Convert CEL (Common Expression Language) expressions to SQL WHERE clauses
Project description
pycel2sql
Convert CEL (Common Expression Language) expressions to SQL WHERE clauses.
Python port of cel2sql (Go).
Installation
pip install pycel2sql
Requires Python 3.12+.
Quick Start
from pycel2sql import convert
# Default dialect is PostgreSQL
sql = convert('name == "alice" && age > 30')
# => name = 'alice' AND age > 30
sql = convert('status == "active" || tags.size() > 0')
# => status = 'active' OR ARRAY_LENGTH(tags, 1) > 0
Dialects
Six SQL dialects are supported:
from pycel2sql import convert
from pycel2sql.dialect import get_dialect
# Using get_dialect() factory
sql = convert('name == "alice"', dialect=get_dialect("postgresql"))
sql = convert('name == "alice"', dialect=get_dialect("mysql"))
sql = convert('name == "alice"', dialect=get_dialect("sqlite"))
sql = convert('name == "alice"', dialect=get_dialect("duckdb"))

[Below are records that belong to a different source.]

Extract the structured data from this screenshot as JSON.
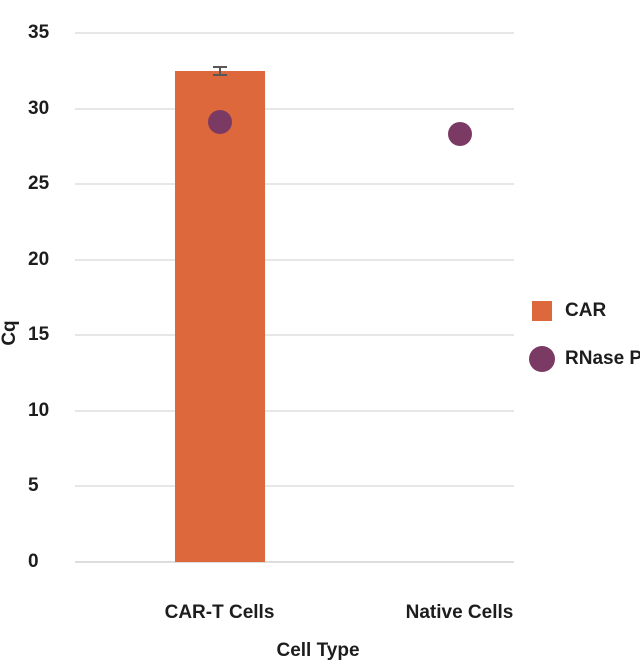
{
  "chart_data": {
    "type": "combo",
    "categories": [
      "CAR-T Cells",
      "Native Cells"
    ],
    "series": [
      {
        "name": "CAR",
        "type": "bar",
        "values": [
          32.5,
          null
        ],
        "error": 0.25,
        "color": "#DC683B"
      },
      {
        "name": "RNase P",
        "type": "scatter",
        "values": [
          29.1,
          28.3
        ],
        "color": "#7B3A64"
      }
    ],
    "title": "",
    "xlabel": "Cell Type",
    "ylabel": "Cq",
    "ylim": [
      0,
      35
    ],
    "yticks": [
      0,
      5,
      10,
      15,
      20,
      25,
      30,
      35
    ],
    "grid": true,
    "legend_position": "right"
  },
  "legend": {
    "items": [
      {
        "label": "CAR",
        "marker": "square",
        "color": "#DC683B"
      },
      {
        "label": "RNase P",
        "marker": "circle",
        "color": "#7B3A64"
      }
    ]
  },
  "colors": {
    "background": "#FFFFFF",
    "grid": "#E7E7E7",
    "baseline": "#DDDDDD",
    "text": "#1D1D1D",
    "error_bar": "#58585B"
  }
}
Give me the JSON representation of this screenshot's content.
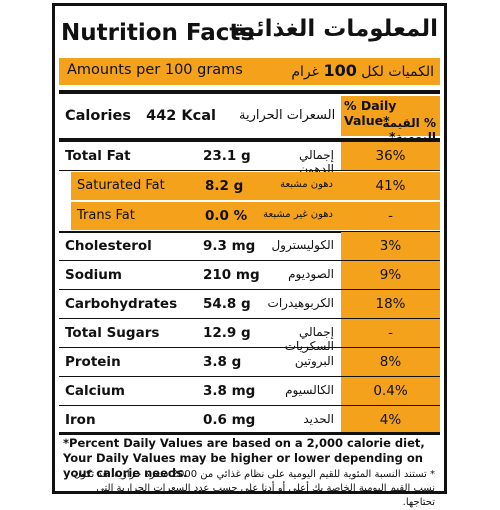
{
  "header": {
    "title_en": "Nutrition Facts",
    "title_ar": "المعلومات الغذائية"
  },
  "amounts": {
    "en": "Amounts per 100 grams",
    "ar_prefix": "الكميات لكل",
    "ar_qty": "100",
    "ar_unit": "غرام"
  },
  "calories": {
    "label_en": "Calories",
    "value": "442 Kcal",
    "label_ar": "السعرات الحرارية"
  },
  "daily_value": {
    "en": "% Daily Value*",
    "ar": "% القيمة اليومية*"
  },
  "rows": {
    "total_fat": {
      "en": "Total Fat",
      "value": "23.1 g",
      "ar": "إجمالي الدهون",
      "pct": "36%"
    },
    "saturated_fat": {
      "en": "Saturated Fat",
      "value": "8.2 g",
      "ar": "دهون مشبعة",
      "pct": "41%"
    },
    "trans_fat": {
      "en": "Trans Fat",
      "value": "0.0 %",
      "ar": "دهون غير مشبعة",
      "pct": "-"
    },
    "cholesterol": {
      "en": "Cholesterol",
      "value": "9.3 mg",
      "ar": "الكوليسترول",
      "pct": "3%"
    },
    "sodium": {
      "en": "Sodium",
      "value": "210 mg",
      "ar": "الصوديوم",
      "pct": "9%"
    },
    "carbohydrates": {
      "en": "Carbohydrates",
      "value": "54.8 g",
      "ar": "الكربوهيدرات",
      "pct": "18%"
    },
    "total_sugars": {
      "en": "Total Sugars",
      "value": "12.9 g",
      "ar": "إجمالي السكريات",
      "pct": "-"
    },
    "protein": {
      "en": "Protein",
      "value": "3.8 g",
      "ar": "البروتين",
      "pct": "8%"
    },
    "calcium": {
      "en": "Calcium",
      "value": "3.8 mg",
      "ar": "الكالسيوم",
      "pct": "0.4%"
    },
    "iron": {
      "en": "Iron",
      "value": "0.6 mg",
      "ar": "الحديد",
      "pct": "4%"
    }
  },
  "footnote": {
    "en": "*Percent Daily Values are based on a 2,000 calorie diet, Your Daily Values may be higher or lower depending on your calorie needs.",
    "ar": "* تستند النسبة المئوية للقيم اليومية على نظام غذائي من 2000 سعرة حرارية، قد تكون نسب القيم اليومية الخاصة بك أعلى أو أدنا على حسب عدد السعرات الحرارية التي تحتاجها."
  },
  "colors": {
    "accent": "#f4a21b",
    "border": "#111111"
  }
}
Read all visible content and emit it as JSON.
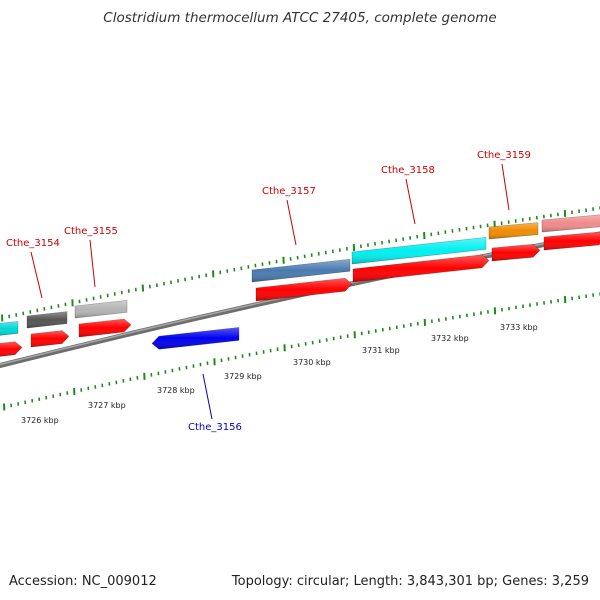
{
  "title": "Clostridium thermocellum ATCC 27405, complete genome",
  "accession": "Accession: NC_009012",
  "topology": "Topology: circular; Length: 3,843,301 bp; Genes: 3,259",
  "colors": {
    "forward_gene_red": "#ff0000",
    "reverse_gene_blue": "#0000ee",
    "label_red": "#cc0000",
    "label_blue": "#0000cc",
    "tick_green": "#1e8a1e",
    "backbone_gray": "#7a7a7a"
  },
  "scale_labels": [
    "3726 kbp",
    "3727 kbp",
    "3728 kbp",
    "3729 kbp",
    "3730 kbp",
    "3731 kbp",
    "3732 kbp",
    "3733 kbp"
  ],
  "gene_labels": [
    {
      "name": "Cthe_3154",
      "strand": "forward"
    },
    {
      "name": "Cthe_3155",
      "strand": "forward"
    },
    {
      "name": "Cthe_3156",
      "strand": "reverse"
    },
    {
      "name": "Cthe_3157",
      "strand": "forward"
    },
    {
      "name": "Cthe_3158",
      "strand": "forward"
    },
    {
      "name": "Cthe_3159",
      "strand": "forward"
    }
  ],
  "feature_colors": [
    "#00d8d8",
    "#555555",
    "#b4b4b4",
    "#4a7ab0",
    "#00f0f0",
    "#f08c00",
    "#f08a8a"
  ]
}
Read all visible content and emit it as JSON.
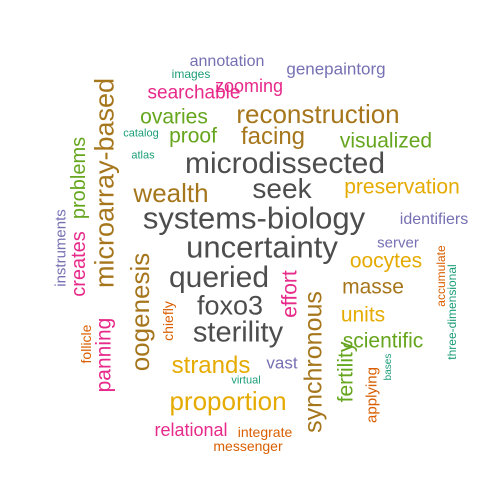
{
  "palette": {
    "gray": "#4d4d4d",
    "brown": "#a6761d",
    "green": "#66a61e",
    "teal": "#1b9e77",
    "orange": "#d95f02",
    "purple": "#7570b3",
    "magenta": "#e7298a",
    "gold": "#e6ab02"
  },
  "words": [
    {
      "text": "annotation",
      "color": "#7570b3"
    },
    {
      "text": "genepaintorg",
      "color": "#7570b3"
    },
    {
      "text": "images",
      "color": "#1b9e77"
    },
    {
      "text": "zooming",
      "color": "#e7298a"
    },
    {
      "text": "searchable",
      "color": "#e7298a"
    },
    {
      "text": "microarray-based",
      "color": "#a6761d"
    },
    {
      "text": "ovaries",
      "color": "#66a61e"
    },
    {
      "text": "reconstruction",
      "color": "#a6761d"
    },
    {
      "text": "catalog",
      "color": "#1b9e77"
    },
    {
      "text": "proof",
      "color": "#66a61e"
    },
    {
      "text": "facing",
      "color": "#a6761d"
    },
    {
      "text": "visualized",
      "color": "#66a61e"
    },
    {
      "text": "atlas",
      "color": "#1b9e77"
    },
    {
      "text": "problems",
      "color": "#66a61e"
    },
    {
      "text": "microdissected",
      "color": "#4d4d4d"
    },
    {
      "text": "wealth",
      "color": "#a6761d"
    },
    {
      "text": "seek",
      "color": "#4d4d4d"
    },
    {
      "text": "preservation",
      "color": "#e6ab02"
    },
    {
      "text": "systems-biology",
      "color": "#4d4d4d"
    },
    {
      "text": "identifiers",
      "color": "#7570b3"
    },
    {
      "text": "creates",
      "color": "#e7298a"
    },
    {
      "text": "instruments",
      "color": "#7570b3"
    },
    {
      "text": "uncertainty",
      "color": "#4d4d4d"
    },
    {
      "text": "server",
      "color": "#7570b3"
    },
    {
      "text": "oogenesis",
      "color": "#a6761d"
    },
    {
      "text": "oocytes",
      "color": "#e6ab02"
    },
    {
      "text": "accumulate",
      "color": "#d95f02"
    },
    {
      "text": "queried",
      "color": "#4d4d4d"
    },
    {
      "text": "effort",
      "color": "#e7298a"
    },
    {
      "text": "synchronous",
      "color": "#a6761d"
    },
    {
      "text": "masse",
      "color": "#a6761d"
    },
    {
      "text": "three-dimensional",
      "color": "#1b9e77"
    },
    {
      "text": "foxo3",
      "color": "#4d4d4d"
    },
    {
      "text": "chiefly",
      "color": "#d95f02"
    },
    {
      "text": "units",
      "color": "#e6ab02"
    },
    {
      "text": "follicle",
      "color": "#d95f02"
    },
    {
      "text": "sterility",
      "color": "#4d4d4d"
    },
    {
      "text": "scientific",
      "color": "#66a61e"
    },
    {
      "text": "panning",
      "color": "#e7298a"
    },
    {
      "text": "strands",
      "color": "#e6ab02"
    },
    {
      "text": "vast",
      "color": "#7570b3"
    },
    {
      "text": "fertility",
      "color": "#66a61e"
    },
    {
      "text": "bases",
      "color": "#1b9e77"
    },
    {
      "text": "applying",
      "color": "#d95f02"
    },
    {
      "text": "virtual",
      "color": "#1b9e77"
    },
    {
      "text": "proportion",
      "color": "#e6ab02"
    },
    {
      "text": "relational",
      "color": "#e7298a"
    },
    {
      "text": "integrate",
      "color": "#d95f02"
    },
    {
      "text": "messenger",
      "color": "#d95f02"
    }
  ]
}
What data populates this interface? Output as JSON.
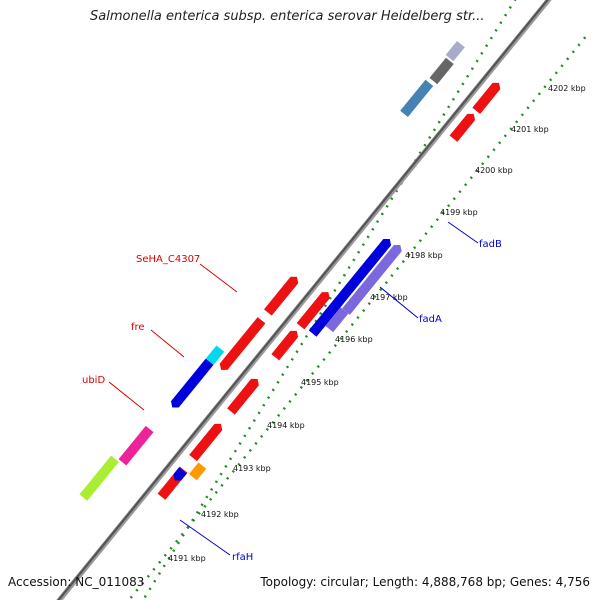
{
  "title": "Salmonella enterica subsp. enterica serovar Heidelberg str...",
  "footer": {
    "accession": "Accession: NC_011083",
    "topology": "Topology: circular; Length: 4,888,768 bp; Genes: 4,756"
  },
  "ticks": [
    "4191 kbp",
    "4192 kbp",
    "4193 kbp",
    "4194 kbp",
    "4195 kbp",
    "4196 kbp",
    "4197 kbp",
    "4198 kbp",
    "4199 kbp",
    "4200 kbp",
    "4201 kbp",
    "4202 kbp"
  ],
  "gene_labels": {
    "sehac4307": "SeHA_C4307",
    "fre": "fre",
    "ubid": "ubiD",
    "fadb": "fadB",
    "fada": "fadA",
    "rfah": "rfaH"
  },
  "colors": {
    "red": "#ee1111",
    "blue": "#0000dd",
    "violet": "#7b68dd",
    "cyan": "#00d8ee",
    "magenta": "#ee2299",
    "lime": "#aaee33",
    "orange": "#ff9900",
    "steel": "#4682b4",
    "gray": "#666666",
    "label_red": "#dd0000",
    "label_blue": "#0000cc",
    "dot_green": "#228b22"
  }
}
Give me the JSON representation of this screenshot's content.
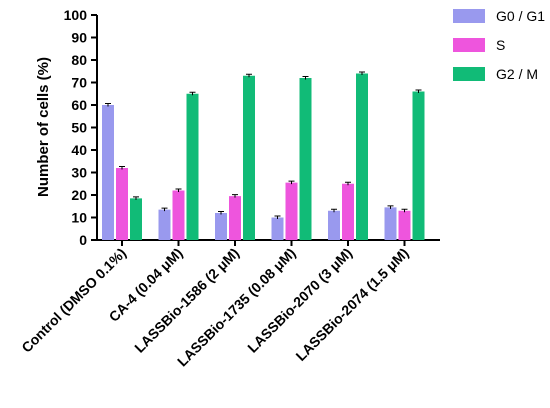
{
  "chart_data": {
    "type": "bar",
    "ylabel": "Number of cells (%)",
    "ylim": [
      0,
      100
    ],
    "yticks": [
      0,
      10,
      20,
      30,
      40,
      50,
      60,
      70,
      80,
      90,
      100
    ],
    "grid": false,
    "legend_position": "right",
    "categories": [
      "Control (DMSO 0.1%)",
      "CA-4 (0.04 μM)",
      "LASSBio-1586 (2 μM)",
      "LASSBio-1735 (0.08 μM)",
      "LASSBio-2070 (3 μM)",
      "LASSBio-2074 (1.5 μM)"
    ],
    "series": [
      {
        "name": "G0 / G1",
        "color": "#9999ee",
        "values": [
          60,
          13.5,
          12,
          10,
          13,
          14.5
        ]
      },
      {
        "name": "S",
        "color": "#ee55dd",
        "values": [
          32,
          22,
          19.5,
          25.5,
          25,
          13
        ]
      },
      {
        "name": "G2 / M",
        "color": "#11bb77",
        "values": [
          18.5,
          65,
          73,
          72,
          74,
          66
        ]
      }
    ]
  }
}
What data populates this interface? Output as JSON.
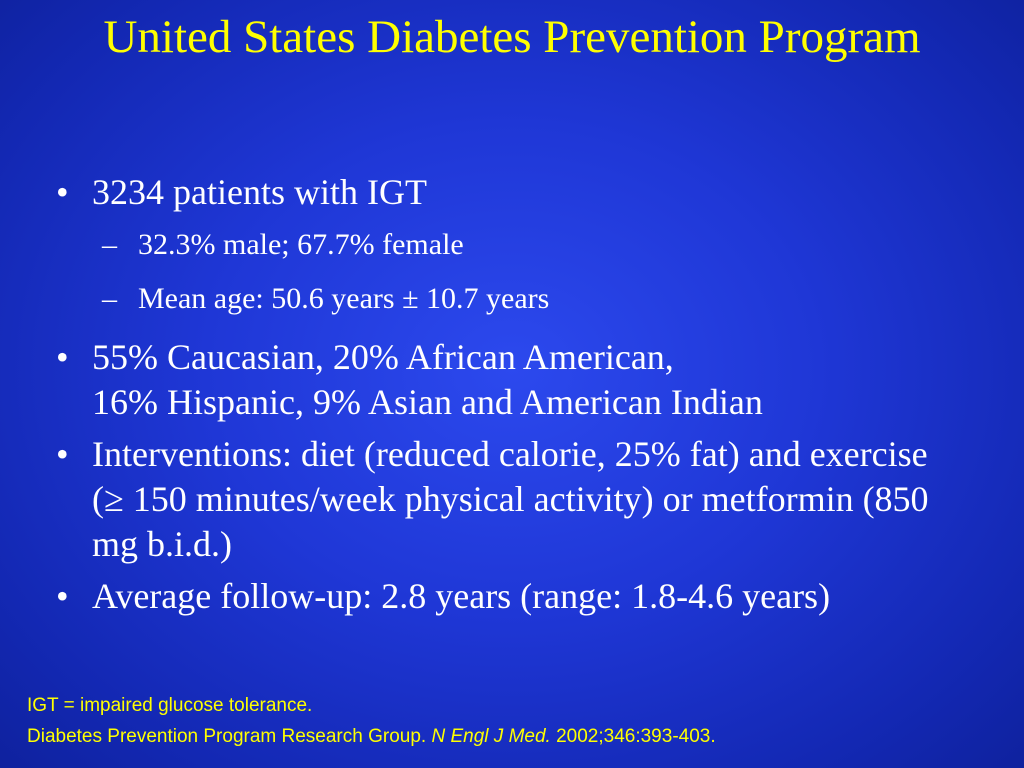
{
  "slide": {
    "title": "United States Diabetes Prevention Program",
    "bullets": [
      {
        "marker": "•",
        "text": "3234 patients with IGT",
        "subs": [
          {
            "marker": "–",
            "text": "32.3% male; 67.7% female"
          },
          {
            "marker": "–",
            "text": "Mean age: 50.6 years ± 10.7 years"
          }
        ]
      },
      {
        "marker": "•",
        "line1": "55% Caucasian, 20% African American,",
        "line2": "16% Hispanic, 9% Asian and American Indian"
      },
      {
        "marker": "•",
        "text": "Interventions: diet (reduced calorie, 25% fat) and exercise (≥ 150 minutes/week physical activity) or metformin (850 mg b.i.d.)"
      },
      {
        "marker": "•",
        "text": "Average follow-up: 2.8 years (range: 1.8-4.6 years)"
      }
    ],
    "footnote": {
      "line1": "IGT = impaired glucose tolerance.",
      "reference_authors": "Diabetes Prevention Program Research Group.",
      "reference_journal": "N Engl J Med.",
      "reference_citation": "2002;346:393-403."
    },
    "colors": {
      "title": "#ffff00",
      "body_text": "#ffffff",
      "footnote": "#ffff00",
      "background": "#1f37d6"
    }
  }
}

sql = convert('name == "alice"', dialect=get_dialect("bigquery"))
sql = convert('name == "alice"', dialect=get_dialect("spark"))
# Or instantiate directly
from pycel2sql import (
PostgresDialect, MySQLDialect, SQLiteDialect, DuckDBDialect,
BigQueryDialect, SparkDialect,
)
sql = convert('name == "alice"', dialect=MySQLDialect())
Parameterized Queries
Use convert_parameterized() to produce parameterized SQL with bind placeholders:
from pycel2sql import convert_parameterized, MySQLDialect
result = convert_parameterized('name == "alice" && age > 30')
# result.sql => 'name = $1 AND age > $2' (PostgreSQL default)
# result.parameters => ['alice', 30]
result = convert_parameterized('name == "alice"', dialect=MySQLDialect())
# result.sql => 'name = ?'
# result.parameters => ['alice']
Placeholder styles per dialect:
| Dialect | Placeholder |
|---|---|
| PostgreSQL | $1, $2, ... |
| DuckDB | $1, $2, ... |
| BigQuery | @p1, @p2, ... |
| MySQL | ? (positional) |
| SQLite | ? (positional) |
| Apache Spark | ? (positional) |
Conversion Options
json_variables
Declare CEL variable names that correspond to flat JSONB columns. Field access via dot notation or bracket notation emits dialect-specific JSON extraction:
from pycel2sql import convert
# PostgreSQL: dot and bracket notation both produce ->> operators
sql = convert("context.host == 'a'", json_variables={"context"})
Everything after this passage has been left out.